Paris can tip her back feet back like that too, especially when standing 'stacked'; it rocks right back so the pads point forwards and the nails point up. I can give her leg a push and it'll rock straight back down to a proper position again though. I always said she's just 'double jointed'! lol But she doesn't have the splayed feet Panda does...


----------



## partial2poodles (Feb 11, 2010)

I groom several dogs with oddly shaped feet. Its way more noticeble with his feet shaved like a traditional poodle. I suggest grooming his feet like a portuguese water dog....rounded feet on column legs. He also has the perfect tail for it. Don't choose the porti with the shaved back half cause they have shaved feet and his paws will stand out again.
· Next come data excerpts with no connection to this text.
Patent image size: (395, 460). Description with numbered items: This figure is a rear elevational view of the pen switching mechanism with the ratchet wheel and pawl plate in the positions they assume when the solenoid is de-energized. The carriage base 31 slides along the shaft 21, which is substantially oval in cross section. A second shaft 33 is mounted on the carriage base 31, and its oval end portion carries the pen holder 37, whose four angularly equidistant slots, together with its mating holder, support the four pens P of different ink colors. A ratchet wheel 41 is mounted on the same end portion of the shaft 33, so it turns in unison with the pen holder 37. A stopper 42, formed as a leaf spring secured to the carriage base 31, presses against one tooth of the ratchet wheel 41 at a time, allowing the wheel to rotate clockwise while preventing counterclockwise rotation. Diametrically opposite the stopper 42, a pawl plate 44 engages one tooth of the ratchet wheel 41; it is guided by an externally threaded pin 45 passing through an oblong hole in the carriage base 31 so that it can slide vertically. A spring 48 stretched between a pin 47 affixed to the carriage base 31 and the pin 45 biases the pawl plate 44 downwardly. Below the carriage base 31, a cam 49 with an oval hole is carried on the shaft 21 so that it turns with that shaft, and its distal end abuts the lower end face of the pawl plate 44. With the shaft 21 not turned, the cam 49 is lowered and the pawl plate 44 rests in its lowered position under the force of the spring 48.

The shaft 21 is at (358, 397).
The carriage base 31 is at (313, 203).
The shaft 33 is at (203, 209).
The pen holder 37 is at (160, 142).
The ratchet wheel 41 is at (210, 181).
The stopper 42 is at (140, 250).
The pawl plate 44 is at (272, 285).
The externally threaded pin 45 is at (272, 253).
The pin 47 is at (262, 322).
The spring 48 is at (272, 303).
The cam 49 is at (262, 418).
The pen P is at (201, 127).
Do what other people do....CLAIM you have a very RARE miniature portuguese water dog....yes, so rare, it was $5,000 lol.


----------



## *tina* (Jan 3, 2010)

He is very handsome! I love his tail!


----------



## Birdie (Jun 28, 2009)

Oh wow, he is stunning!  What a handsome boy, I hope you find out what's up with his feet. He's super cute nonetheless. <3


----------



## Spencer (Oct 7, 2009)

flyingduster said:


> Paris can tip her back feet back like that too, especially when standing 'stacked'; it rocks right back so the pads point forwards and the nails point up. I can give her leg a push and it'll rock straight back down to a proper position again though. I always said she's just 'double jointed'! lol But she doesn't have the splayed feet Panda does...
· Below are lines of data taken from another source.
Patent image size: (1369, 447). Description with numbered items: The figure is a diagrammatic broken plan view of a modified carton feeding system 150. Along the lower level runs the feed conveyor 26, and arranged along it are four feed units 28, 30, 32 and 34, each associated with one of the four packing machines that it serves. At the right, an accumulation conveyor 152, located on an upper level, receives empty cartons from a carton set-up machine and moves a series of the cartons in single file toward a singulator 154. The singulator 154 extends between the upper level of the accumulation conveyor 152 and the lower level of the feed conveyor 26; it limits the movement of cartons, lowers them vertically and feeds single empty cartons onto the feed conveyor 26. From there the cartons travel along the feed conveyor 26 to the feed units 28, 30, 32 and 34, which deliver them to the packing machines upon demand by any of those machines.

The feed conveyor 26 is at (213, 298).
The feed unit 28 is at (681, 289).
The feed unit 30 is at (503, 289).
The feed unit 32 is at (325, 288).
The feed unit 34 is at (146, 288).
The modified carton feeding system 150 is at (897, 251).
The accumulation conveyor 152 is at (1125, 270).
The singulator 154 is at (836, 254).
TQ's feet do this too. I always joke she is "resting on her laurels" when she does it. But hers got back to a "normal" position if I move her or something intrigues her for the moment.

I hope this doesn't cause Panda much discomfort now or in the future. Definitely a good thing you're looking in to it!


----------



## Panda (Jan 7, 2010)

Pandas feet never go back to a normal position. His feet are very floppy if you feel them and his pads are mishapen too. Really bulbous and swollen looking. Hopefully I can get an appointment with a specialist next week and find out if we can do anything to help him.

Lucky he has such a handsom face at least


----------



## WonderPup (Oct 26, 2008)

what cool markings Panda has. I'm really falling for all these multi colored poodles  Love the spot on top of his head


----------



## Panda (Jan 7, 2010)

Thanks  We think he is a handsome little fella too ^_^


----------



## Panda (Jan 7, 2010)

Just weighed the little monster today and he is 6.1KG (13.4Lbs) so he is getting to be a big boy


----------



## apoodleaday (Feb 22, 2010)

Panda is adorable. I like his trim


----------



## wishpoo (Sep 12, 2009)

He is very cute : ))) !

I hope you will find solution for his poor little feet : (. I hope it will not make any problems to him walking or running later : (((. I understand your concern.

It is very important to have puppy properly groomed before the purchase so one can check for proper confirmation and all important details : (. I hope you will still be able to use him for movies , etc. As somebody suggested , just try a different trim :rolffleyes:. I just hope he will not have any health problems due to improper weight distribution on the lover joints :rolffleyes:

His markings are lovely : )))


----------



## Panda (Jan 7, 2010)

Thanks for all the lovely comments. Panda will still be able to be used for film although his feet are not ideal for stills if he was having a side shot but most are front view so that's fine. His temperament is fine and he learns to cope with new situations quickly with the correct guidance. Just need to get his excitability under control when he is a little older (just seeing a leaf can send him loopy at the moment) and he needs to learn better manners when it comes to greeting other dogs and people but that will come with time, we only have the one dog so he doesn't get as many opportunities to be told off for inappropriate doggy behaviour by other dogs. 

We are seeing a specialist about his feet on Monday so will find out then if there is anything we can do to help.


----------